REPUBLIKA.CO.ID, JAKARTA – Badan Pusat Statistik (BPS) menyebutkan, ekonomi Indonesia mengalami kontraksi 3,49 persen pada kuartal ketiga dibandingkan periode yang sama pada tahun lalu (year on year/yoy). Realisasi ini membaik dibandingkan kuartal kedua yang tumbuh negatif 5,32 persen (yoy).
Kepala BPS Suhariyanto menjelaskan, terlihat perbaikan pada berbagai indikator. Di antaranya, sebagian besar lapangan usaha yang mulai menunjukkan pertumbuhan.
"Ada perbaikan di sana. Masih kontraksi tapi tidak sedalam kuartal kedua dan arahnya harus diperbaiki dengan semangat optimisme bersama," ujarnya dalam konferensi pers secara virtual, Kamis (5/11).
Salah satu lapangan usaha yang menunjukkan perbaikan adalah sektor industri.

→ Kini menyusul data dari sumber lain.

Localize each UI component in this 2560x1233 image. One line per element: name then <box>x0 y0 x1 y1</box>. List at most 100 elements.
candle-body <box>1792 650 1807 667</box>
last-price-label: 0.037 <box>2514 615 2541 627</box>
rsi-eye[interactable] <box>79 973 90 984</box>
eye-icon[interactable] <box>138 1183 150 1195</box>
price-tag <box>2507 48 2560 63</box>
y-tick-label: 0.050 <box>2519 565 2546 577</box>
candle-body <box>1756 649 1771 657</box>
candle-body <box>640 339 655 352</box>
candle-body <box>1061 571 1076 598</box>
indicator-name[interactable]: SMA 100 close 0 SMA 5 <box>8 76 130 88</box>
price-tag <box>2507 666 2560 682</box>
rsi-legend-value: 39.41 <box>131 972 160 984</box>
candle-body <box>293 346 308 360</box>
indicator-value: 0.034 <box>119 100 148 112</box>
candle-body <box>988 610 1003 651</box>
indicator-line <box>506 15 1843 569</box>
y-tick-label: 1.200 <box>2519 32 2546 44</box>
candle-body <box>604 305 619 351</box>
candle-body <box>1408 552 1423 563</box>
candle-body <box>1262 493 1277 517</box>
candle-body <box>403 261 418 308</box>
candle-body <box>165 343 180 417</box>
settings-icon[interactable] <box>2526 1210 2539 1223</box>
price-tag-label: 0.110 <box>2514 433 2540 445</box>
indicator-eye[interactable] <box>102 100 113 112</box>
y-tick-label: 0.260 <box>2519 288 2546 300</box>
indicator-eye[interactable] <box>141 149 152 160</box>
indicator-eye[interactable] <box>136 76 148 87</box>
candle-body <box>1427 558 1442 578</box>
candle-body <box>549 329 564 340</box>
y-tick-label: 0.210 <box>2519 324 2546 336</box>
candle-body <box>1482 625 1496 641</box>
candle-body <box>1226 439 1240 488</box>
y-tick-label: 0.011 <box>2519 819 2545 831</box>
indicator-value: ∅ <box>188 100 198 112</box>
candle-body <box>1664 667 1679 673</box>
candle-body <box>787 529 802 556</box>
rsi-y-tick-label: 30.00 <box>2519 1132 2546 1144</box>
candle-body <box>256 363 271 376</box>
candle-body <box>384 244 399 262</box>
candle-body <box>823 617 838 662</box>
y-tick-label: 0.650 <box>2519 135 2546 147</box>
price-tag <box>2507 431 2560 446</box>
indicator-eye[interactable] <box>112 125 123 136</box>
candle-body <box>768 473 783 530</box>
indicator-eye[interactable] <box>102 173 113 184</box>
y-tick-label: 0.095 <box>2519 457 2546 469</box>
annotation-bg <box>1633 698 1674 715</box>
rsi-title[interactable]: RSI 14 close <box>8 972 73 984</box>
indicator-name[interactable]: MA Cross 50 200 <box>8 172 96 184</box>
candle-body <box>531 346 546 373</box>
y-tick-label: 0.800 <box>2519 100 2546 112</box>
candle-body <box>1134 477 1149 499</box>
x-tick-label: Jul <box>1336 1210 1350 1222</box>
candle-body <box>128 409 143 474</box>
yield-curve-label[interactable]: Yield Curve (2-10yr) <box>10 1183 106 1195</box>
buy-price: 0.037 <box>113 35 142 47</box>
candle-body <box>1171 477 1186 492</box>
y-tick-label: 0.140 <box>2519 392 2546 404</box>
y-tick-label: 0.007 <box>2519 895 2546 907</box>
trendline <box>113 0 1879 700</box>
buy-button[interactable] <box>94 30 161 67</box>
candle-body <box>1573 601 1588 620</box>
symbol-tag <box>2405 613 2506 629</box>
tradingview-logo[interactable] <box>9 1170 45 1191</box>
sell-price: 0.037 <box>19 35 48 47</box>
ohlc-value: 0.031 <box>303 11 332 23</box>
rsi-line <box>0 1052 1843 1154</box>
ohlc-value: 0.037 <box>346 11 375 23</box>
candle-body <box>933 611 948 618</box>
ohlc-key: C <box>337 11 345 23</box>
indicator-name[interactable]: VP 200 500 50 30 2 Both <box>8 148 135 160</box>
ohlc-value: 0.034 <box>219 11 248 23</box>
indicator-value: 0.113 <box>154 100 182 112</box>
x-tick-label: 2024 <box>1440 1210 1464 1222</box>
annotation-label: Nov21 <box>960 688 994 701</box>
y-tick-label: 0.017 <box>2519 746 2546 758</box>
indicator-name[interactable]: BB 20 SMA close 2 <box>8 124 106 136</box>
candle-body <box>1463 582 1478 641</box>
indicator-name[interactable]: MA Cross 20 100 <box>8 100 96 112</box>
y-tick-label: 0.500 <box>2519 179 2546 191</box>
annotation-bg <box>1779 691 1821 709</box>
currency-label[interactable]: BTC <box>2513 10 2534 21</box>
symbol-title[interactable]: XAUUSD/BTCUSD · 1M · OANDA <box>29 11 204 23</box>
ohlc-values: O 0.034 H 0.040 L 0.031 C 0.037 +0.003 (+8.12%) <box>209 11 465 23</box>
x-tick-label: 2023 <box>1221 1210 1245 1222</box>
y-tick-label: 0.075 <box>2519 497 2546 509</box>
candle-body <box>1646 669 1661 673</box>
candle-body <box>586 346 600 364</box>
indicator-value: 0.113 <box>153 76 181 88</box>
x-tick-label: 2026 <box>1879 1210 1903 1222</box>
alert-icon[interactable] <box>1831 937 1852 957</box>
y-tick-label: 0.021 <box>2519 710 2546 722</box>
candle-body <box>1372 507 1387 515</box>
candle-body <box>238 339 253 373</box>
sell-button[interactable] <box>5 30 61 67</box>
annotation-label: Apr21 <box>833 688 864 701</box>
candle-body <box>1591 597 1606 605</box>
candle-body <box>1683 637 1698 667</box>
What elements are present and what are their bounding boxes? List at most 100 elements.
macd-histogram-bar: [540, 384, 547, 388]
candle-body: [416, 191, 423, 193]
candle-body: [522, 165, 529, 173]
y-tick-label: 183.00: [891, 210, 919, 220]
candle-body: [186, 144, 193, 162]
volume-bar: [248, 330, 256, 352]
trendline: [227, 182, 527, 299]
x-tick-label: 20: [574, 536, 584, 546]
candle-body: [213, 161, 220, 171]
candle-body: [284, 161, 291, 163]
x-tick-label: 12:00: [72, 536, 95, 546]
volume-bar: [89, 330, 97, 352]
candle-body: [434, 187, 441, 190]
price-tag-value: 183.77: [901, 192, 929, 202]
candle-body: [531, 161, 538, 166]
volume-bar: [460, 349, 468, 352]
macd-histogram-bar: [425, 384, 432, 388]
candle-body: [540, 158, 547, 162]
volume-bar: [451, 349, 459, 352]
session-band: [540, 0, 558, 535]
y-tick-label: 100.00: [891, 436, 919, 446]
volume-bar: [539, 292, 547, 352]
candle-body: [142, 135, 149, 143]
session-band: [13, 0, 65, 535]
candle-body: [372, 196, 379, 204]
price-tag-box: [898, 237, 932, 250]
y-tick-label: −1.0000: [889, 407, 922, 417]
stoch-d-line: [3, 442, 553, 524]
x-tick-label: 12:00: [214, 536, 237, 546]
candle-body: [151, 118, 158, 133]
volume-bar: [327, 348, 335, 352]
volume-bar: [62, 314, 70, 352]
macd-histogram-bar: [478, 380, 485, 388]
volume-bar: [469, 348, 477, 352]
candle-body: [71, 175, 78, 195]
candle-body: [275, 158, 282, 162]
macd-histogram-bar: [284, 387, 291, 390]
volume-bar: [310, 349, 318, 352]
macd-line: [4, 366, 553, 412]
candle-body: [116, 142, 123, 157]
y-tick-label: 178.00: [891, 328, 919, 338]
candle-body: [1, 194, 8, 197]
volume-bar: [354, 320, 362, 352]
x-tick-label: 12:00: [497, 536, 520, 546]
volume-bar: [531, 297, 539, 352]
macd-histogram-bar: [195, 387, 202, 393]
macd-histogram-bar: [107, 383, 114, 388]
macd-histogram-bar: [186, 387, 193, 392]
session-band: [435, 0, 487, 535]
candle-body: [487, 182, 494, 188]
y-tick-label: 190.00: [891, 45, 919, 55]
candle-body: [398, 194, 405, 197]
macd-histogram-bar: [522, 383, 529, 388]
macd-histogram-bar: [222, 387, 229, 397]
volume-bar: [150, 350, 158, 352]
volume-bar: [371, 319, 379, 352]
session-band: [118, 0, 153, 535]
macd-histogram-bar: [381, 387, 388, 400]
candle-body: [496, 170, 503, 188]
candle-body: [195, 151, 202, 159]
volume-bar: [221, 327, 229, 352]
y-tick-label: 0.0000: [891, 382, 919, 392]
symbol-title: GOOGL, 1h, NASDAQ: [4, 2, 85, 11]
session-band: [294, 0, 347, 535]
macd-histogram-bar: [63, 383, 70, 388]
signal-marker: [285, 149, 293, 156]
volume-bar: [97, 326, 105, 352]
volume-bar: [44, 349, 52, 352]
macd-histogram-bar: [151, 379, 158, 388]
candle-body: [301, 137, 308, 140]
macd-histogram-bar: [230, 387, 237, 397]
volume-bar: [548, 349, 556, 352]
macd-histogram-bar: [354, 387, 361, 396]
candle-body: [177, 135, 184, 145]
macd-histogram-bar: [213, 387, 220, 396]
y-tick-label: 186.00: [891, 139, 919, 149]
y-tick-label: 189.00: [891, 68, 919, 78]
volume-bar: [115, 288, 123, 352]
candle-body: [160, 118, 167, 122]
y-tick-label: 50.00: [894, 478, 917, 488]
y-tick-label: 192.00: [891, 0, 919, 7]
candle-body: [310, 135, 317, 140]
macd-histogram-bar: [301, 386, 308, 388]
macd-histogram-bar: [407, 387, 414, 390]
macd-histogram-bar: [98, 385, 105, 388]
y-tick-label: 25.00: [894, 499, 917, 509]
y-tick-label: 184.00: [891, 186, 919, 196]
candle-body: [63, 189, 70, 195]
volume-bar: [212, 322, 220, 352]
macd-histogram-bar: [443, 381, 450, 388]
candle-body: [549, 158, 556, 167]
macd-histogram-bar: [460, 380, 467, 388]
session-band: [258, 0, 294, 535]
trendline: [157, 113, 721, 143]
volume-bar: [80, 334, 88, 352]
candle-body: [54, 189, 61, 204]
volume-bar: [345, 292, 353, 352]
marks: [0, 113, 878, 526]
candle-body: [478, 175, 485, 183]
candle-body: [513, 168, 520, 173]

Meski masih tumbuh negatif 4,31 persen, pertumbuhan ini membaik dibandingkan kuartal kedua yang menyusut 6,19 persen.
Begitupun dengan sektor perdagangan yang kontraksi 5,03 persen, lebih pulih dibandingkan minus 7,57 persen pada kuartal kedua. Sektor akomodasi dan makanan minuman juga mengalami kontraksi yang lebih landai, yaitu dari minus 22,02 persen di kuartal kedua menjadi minus 11,86 persen pada periode Juli-September.
Beberapa sektor bahkan masih mencatatkan pertumbuhan positif. Misalnya saja pertanian dan informasi dan komunikasi yang masing-masing tumbuh 2,15 persen dan 10,61 persen. Jasa kesehatan bahkan tumbuh 15, 33 persen, naik signifikan dibandingkan kuartal kedua, 3,71 persen.
Pemulihan lebih signifikan terlihat secara kuartalan (q-to-q). Dibandingkan kuartal kedua 2020, pertumbuhan ekonomi Indonesia menunjukkan pertumbuhan positif 5,05 persen. Realisasi ini juga jauh membaik dibandingkan periode April hingga Juni yang mencatatkan pertumbuhan negatif 4,19 persen.
Suhariyanto menyebutkan, pertumbuhan ekonomi yang membaik di kuartal ketiga dipengaruhi berbagai peristiwa. Di antaranya, perekonomian di berbagai negara yang juga menunjukkan pemulihan dibandingkan kuartal sebelumnya. "Berbagai pergerakan indikator di banyak negara mengalami perbaikan tapi masih menghadapi kendala karena masih tingginya kasus Covid-19," katanya.
Sementara itu, harga komoditas pangan di kuartal ketiga seperti minyak kelapa sawit dan kedelai mengalami peningkatan. Tren serupa terjadi pada komoditas hasil tambang di pasar internasional. Tetapi, harga komoditas migas masih lebih rendah dibandingkan periode yang sama pada tahun lalu.
Harga rata rata minyak mentah Indonesia (ICP) yang naik secara kuartalan turut memberikan pengaruh. Pada kuartal kedua 2020, Suhariyanto mencatat, ICP berada di level 27,67 dolar AS per barel yang meningkat menjadi 39,30 dolar AS per barel pada kuartal ketiga. "Artinya secara q-to-q harga rata-rata minyak mentah naik tinggi, 44,2 persen," ucap Suhariyanto.